C'était un sac qu'on pouvait acheter pour moins d'une centaine de francs à l'époque, une sous-marque qu'on a honte de porter parce que le petit voisin a un Eastpak ou un Chevignon. Je l'ai eu pour ma rentrée en 5ème, pleins de petites poches, gris/noir. Avec le temps, il a commencé à avoir des trous dans le fond qui grandissaient avec le temps, les fermetures éclairs qui se fermaient plus, les scratches qui se décousaient, la sangle de fermeture principale qui se défaisait, et dernièrement une bretelle qui s'est arraché.

Si je vous en parle aujourd'hui, c'est tout simplement parce que je l'ai jeté à la poubelle tout à l'heure après une dernière blessure qui lui fut fatale. Super passionnant pour un article de blog que quelqu'un qui jette un vieux sac vous me direz. Et pourtant, je n'ai put m'empêcher d'avoir un gros pincement au cœur et une larme sur la joue.
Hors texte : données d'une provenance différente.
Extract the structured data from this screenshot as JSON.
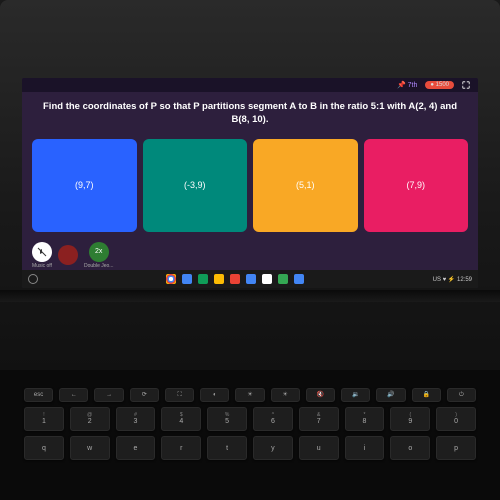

La fatigue y joue sûrement dans l'émotion, mais elle était là. C'est con de s'attacher à un objet comme ça, mais ce sac m'a accompagné tout au long de mes périples jusqu'à aujourd'hui pendant presque 19 ans. Il m'a suivi au collège sans faillir, au lycée sans grogner. Quand j'ai dû partir d'Ajaccio pour aller à Montpellier, il m'a été d'un grand secours. Il m'a suivi quand je suis entré dans la vie active quand mon premier toit au dessus de la tête était une toile de tente. Il m'a accompagné dans mes stages à Chartres et Nancy, mes visites à la famille partout en France. Il m'a vu grandir, évoluer, Il m'a rendu service plus souvent que mes meilleurs amis. Quand je le voyais c'était un lien vers mon passé. Il me rappelait qui j'étais, quelles étaient mes erreurs et mes réussites, en gros mon identité. Luffy a son chapeau de paille, moi j'avais ce sac troué.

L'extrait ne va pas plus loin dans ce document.